Los Angeles Doubles Weekend Service on Gold Line:

A clear success story can be observed in Los Angeles - that "motor crazed city where no one would ride public transit - with the decision of the Los Angeles County Metroplitan Transit Authority (Metro) to increase the frequency of service of its Gold Line light trains from a twelve-minute headway to six-minute headways between 10:00 AM and 8:00 PM on Saturdays and Sundays on this past Sunday, January 27th. Weekday service was put on six-minute intervals two years ago, causing a surge in ridership. The Gold Line extends in two directions from the Los Angeles Union Station (served by Amtrak, Metrolink and Metro's heavy rail rapid transit Red and Purple Lines), northeast through Pasadena to Sierra Madre Villa and south through Little Tokyo and then east to East Los Angeles.

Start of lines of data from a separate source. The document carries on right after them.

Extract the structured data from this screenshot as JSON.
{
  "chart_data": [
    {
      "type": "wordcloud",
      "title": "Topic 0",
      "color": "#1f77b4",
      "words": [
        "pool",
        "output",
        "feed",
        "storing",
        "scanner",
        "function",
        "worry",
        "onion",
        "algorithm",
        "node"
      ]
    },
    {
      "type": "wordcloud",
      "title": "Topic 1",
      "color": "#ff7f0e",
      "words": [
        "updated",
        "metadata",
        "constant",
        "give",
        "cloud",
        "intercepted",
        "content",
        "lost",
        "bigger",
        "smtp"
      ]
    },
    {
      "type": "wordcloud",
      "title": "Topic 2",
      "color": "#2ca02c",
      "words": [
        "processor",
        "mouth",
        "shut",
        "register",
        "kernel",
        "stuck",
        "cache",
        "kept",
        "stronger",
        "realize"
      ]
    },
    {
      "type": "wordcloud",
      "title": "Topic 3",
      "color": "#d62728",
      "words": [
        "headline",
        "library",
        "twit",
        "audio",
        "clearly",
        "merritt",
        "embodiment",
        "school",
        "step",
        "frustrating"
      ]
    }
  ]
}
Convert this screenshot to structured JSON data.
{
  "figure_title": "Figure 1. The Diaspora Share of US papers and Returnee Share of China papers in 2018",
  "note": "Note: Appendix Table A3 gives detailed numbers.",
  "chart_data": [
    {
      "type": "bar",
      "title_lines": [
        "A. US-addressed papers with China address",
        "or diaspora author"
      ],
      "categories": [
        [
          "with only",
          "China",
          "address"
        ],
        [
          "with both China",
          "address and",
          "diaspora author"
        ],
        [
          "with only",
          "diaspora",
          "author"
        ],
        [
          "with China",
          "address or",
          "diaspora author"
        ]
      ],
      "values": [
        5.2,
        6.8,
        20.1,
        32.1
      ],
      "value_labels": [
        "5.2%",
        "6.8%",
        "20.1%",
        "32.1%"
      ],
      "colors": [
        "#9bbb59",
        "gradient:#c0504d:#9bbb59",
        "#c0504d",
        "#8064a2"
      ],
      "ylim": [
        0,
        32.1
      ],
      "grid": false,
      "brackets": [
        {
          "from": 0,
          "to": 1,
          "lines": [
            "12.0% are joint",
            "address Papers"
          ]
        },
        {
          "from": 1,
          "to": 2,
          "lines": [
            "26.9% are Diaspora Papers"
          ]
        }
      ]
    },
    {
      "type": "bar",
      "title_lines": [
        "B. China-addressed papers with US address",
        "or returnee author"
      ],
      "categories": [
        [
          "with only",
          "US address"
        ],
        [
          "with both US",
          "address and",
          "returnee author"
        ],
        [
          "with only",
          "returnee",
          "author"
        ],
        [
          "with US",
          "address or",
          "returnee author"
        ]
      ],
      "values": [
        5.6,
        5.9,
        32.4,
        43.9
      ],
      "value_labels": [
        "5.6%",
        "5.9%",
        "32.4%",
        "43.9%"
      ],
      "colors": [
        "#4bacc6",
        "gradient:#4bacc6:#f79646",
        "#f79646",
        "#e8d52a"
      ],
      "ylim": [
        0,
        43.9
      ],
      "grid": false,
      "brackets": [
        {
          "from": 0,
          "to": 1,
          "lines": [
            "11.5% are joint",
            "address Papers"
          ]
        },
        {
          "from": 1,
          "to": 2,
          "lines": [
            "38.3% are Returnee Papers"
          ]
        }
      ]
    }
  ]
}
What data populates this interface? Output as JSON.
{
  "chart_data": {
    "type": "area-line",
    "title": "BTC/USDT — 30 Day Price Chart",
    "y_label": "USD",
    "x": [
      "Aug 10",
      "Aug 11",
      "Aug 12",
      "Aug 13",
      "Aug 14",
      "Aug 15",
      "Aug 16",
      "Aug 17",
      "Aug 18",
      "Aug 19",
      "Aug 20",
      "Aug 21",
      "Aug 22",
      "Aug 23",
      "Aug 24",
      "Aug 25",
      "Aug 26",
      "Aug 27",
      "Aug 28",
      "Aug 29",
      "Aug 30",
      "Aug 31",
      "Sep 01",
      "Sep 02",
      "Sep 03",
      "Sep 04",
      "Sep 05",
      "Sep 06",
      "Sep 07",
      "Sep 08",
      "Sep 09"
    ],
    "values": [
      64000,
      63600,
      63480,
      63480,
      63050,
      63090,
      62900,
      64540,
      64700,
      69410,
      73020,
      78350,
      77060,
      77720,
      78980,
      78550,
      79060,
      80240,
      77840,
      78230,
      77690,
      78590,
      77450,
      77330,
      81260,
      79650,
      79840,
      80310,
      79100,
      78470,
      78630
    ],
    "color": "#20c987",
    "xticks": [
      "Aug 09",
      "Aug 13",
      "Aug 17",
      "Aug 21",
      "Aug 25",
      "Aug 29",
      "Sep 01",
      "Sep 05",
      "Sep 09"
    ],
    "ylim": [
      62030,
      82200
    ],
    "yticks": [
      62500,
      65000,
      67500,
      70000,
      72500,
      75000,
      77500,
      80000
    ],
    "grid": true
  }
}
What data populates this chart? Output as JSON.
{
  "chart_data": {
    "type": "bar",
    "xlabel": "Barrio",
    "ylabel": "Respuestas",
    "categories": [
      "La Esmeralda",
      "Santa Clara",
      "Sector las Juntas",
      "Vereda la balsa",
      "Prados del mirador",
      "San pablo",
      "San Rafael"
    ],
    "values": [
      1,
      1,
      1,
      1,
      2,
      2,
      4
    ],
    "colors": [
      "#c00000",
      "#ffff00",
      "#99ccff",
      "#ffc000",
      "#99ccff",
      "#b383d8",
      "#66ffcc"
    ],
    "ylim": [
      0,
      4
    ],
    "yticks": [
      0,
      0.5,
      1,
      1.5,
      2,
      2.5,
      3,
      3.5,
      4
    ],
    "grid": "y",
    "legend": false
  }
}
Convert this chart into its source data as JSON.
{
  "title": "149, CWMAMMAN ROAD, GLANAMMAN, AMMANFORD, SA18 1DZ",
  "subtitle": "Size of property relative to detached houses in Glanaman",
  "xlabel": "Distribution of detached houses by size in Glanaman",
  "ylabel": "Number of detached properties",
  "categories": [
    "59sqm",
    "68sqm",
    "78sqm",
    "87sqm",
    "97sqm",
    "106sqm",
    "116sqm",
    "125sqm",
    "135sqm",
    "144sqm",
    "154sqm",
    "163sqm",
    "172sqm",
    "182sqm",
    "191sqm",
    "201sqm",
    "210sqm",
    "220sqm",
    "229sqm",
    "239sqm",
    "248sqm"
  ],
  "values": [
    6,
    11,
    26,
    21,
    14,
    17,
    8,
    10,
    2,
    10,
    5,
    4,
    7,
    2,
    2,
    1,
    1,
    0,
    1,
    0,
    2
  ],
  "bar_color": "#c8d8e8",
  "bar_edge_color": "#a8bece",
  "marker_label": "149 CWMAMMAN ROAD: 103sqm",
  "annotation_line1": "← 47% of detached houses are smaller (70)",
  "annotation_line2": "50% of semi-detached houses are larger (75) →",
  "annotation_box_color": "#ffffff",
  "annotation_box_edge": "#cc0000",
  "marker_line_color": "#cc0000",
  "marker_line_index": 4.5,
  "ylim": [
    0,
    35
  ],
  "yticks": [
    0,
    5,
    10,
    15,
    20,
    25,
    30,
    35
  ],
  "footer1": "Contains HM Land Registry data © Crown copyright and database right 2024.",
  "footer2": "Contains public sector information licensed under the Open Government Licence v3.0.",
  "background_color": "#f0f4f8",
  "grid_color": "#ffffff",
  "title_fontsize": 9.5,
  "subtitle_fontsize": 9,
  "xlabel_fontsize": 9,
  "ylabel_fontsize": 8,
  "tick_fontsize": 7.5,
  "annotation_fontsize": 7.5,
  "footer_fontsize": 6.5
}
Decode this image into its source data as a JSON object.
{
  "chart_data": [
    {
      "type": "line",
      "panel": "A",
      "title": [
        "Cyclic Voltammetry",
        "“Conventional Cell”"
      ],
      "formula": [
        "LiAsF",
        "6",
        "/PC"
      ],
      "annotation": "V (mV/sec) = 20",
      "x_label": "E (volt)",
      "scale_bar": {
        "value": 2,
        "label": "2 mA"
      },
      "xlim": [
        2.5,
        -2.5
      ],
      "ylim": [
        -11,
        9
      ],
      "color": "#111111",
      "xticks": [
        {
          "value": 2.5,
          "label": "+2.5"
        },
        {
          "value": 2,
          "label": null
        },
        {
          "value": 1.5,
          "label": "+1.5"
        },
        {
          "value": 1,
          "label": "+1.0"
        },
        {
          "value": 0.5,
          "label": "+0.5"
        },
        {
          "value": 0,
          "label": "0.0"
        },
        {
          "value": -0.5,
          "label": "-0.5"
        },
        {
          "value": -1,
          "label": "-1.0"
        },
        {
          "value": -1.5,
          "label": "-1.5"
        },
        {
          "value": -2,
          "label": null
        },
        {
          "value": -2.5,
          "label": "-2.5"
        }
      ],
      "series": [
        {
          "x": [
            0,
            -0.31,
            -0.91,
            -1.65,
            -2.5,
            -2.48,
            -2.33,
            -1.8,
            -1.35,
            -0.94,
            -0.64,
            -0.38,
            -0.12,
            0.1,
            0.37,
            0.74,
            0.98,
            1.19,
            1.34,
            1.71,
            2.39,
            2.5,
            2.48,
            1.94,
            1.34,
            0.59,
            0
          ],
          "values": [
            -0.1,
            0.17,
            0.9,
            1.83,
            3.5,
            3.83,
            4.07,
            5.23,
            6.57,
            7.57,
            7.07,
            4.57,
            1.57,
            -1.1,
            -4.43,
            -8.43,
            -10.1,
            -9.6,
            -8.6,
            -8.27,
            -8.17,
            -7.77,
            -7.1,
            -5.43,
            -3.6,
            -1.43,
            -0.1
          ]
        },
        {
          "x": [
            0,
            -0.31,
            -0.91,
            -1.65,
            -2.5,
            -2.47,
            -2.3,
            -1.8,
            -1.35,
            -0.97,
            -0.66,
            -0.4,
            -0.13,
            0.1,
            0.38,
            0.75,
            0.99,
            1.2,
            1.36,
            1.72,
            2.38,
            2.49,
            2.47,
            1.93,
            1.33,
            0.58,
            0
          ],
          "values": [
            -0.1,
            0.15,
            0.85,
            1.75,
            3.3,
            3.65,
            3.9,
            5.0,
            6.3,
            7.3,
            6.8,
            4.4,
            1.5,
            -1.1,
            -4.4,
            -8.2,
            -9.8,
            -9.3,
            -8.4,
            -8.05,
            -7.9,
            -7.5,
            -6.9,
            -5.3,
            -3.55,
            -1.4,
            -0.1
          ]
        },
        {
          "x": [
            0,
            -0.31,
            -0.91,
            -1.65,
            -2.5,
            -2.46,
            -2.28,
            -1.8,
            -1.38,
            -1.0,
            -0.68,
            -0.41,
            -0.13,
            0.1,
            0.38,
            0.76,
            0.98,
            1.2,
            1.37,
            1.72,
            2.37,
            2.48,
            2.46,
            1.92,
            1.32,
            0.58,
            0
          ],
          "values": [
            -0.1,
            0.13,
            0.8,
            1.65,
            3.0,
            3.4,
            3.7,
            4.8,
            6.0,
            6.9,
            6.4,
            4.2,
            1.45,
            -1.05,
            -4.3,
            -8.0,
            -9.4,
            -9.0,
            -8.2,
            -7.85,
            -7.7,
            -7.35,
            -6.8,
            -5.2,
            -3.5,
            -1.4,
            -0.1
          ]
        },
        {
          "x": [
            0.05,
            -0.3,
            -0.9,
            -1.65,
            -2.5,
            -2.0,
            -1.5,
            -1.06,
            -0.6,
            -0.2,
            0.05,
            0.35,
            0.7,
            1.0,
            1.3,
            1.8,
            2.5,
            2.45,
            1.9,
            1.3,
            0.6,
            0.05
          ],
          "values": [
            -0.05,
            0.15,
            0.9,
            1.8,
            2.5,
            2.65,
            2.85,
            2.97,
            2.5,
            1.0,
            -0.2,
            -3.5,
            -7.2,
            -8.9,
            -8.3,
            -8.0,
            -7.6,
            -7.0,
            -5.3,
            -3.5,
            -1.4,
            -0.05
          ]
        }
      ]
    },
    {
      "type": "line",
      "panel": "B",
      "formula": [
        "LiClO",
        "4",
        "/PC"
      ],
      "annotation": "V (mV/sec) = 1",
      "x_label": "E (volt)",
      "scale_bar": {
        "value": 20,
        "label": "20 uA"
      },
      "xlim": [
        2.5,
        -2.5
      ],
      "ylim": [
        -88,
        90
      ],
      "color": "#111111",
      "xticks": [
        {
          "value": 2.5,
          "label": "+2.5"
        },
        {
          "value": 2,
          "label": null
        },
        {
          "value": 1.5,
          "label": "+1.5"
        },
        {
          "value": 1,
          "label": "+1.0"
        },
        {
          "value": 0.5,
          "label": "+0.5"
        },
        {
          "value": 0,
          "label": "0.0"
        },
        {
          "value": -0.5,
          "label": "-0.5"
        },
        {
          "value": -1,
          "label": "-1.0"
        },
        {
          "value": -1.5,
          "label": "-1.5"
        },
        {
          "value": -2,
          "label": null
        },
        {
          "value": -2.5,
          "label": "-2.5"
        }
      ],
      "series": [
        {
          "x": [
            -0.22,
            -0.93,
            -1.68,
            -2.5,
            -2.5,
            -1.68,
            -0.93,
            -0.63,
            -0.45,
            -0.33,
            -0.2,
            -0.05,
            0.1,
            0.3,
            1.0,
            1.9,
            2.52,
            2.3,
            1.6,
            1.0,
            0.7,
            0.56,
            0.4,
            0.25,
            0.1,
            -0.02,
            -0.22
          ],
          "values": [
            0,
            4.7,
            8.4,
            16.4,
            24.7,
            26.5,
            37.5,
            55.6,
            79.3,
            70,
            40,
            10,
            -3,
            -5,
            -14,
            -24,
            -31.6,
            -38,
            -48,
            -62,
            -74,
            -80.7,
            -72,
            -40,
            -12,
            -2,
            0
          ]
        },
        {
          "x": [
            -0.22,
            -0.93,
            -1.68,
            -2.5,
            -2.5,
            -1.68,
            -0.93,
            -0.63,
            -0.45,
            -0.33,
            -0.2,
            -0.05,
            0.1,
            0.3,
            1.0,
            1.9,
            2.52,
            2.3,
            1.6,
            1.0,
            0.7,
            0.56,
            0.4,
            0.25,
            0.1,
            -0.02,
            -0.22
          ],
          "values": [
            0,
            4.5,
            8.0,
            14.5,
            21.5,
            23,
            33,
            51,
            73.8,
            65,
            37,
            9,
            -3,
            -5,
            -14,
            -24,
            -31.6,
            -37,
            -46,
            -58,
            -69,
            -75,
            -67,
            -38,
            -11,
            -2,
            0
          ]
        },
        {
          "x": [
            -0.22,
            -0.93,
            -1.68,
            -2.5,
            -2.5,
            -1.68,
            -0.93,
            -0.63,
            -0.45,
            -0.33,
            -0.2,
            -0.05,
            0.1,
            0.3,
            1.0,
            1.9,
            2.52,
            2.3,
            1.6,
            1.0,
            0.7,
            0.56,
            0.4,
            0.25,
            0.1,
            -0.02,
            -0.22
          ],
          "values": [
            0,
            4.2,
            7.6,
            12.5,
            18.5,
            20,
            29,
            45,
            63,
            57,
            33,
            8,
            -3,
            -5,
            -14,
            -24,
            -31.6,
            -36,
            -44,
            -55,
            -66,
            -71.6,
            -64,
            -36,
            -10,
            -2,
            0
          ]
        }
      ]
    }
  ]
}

Meanwhile, in recent years, New Jersey Transit has cut back the frequency on weekends of service on its Hudson-Bergen Light Rail system and restricted its direct service between Tonnelle Avenue, North Bergen and Hoboken to weekdays only.  This requires weekend riders who wish to travel between HBLR stations in North Bergen, Union City, Weehawken, and the west side of Hoboken and Hoboken's Lackawanna Terminal to transfer at Newport-Pavonia between Tonnelle Avenue-West Side Avenue trains and Hoboken-8th Street trains. In Newark, Belleville and Bloomfield, compared with the more frequent weekend service provided under NJT's 7 City Subway timetable dated June 25, 2005, 10-minute headways previously operated on Saturdays have been lengthened to 20 minutes and 20 minute headways previously operated on Sundays have been lengthened to 25 minutes. The lesson to be learned by NJT is that service frequency does influence the ridership levels of railroad and light rail transit lines when discretionary off-peak and weekend passengers have reasonable alternatives at their disposal; they are not "captive riders" just because they choose not to drive a motor vehicle for a specific trip. 

Coming Events

Grand Central Terminal's Centennial Celebration on February 1st:

The Metropolitan Transportation Authority and Metro-North Railroad will celebrate the 100th anniversary of the New York Central and Hudson River Railroad's opening of Manhattan's Grand Central Terminal on Friday, February 1, 2013. A day-long program of activities, commencing at 9:30 AM, will include a public re-dedication ceremony and musical performances that will continue well into the evening. The morning ceremony will feature elected officials, celebrities and VIPs, including a descendant of Commodore Cornelius Vanderbilt (who put the NYC&HR together from a series of short lines extending across New York State), and performances by award-winning musicians. Events will include the placement of a commemorative plaque in the Stationmaster's Office by the National Railway Historical Society. Harking back to the days of the Twentieth Century Limited, red carpets will be rolled out at entrances to GCT. And historic railroad equipment will be on display. Will Hickory Creek, one of the two famous streamlined tavern-lounge cars used in later years on the Century, be there? You'll have to come to the celebration to find out. More information about the GCT centennial celebrations, which will continue for months, can be found at click here.

Next NJ-ARP Board Meeting on March 16, 2013:

The next meeting of the NJ-ARP Board of Directors has been scheduled for Saturday, March 16, 2013, likely to be held in Perth Amboy. The location and timing will be posted on our website as soon as details are firmed up. All currently-paid up members will be welcome to attend and participate in the board's discussions.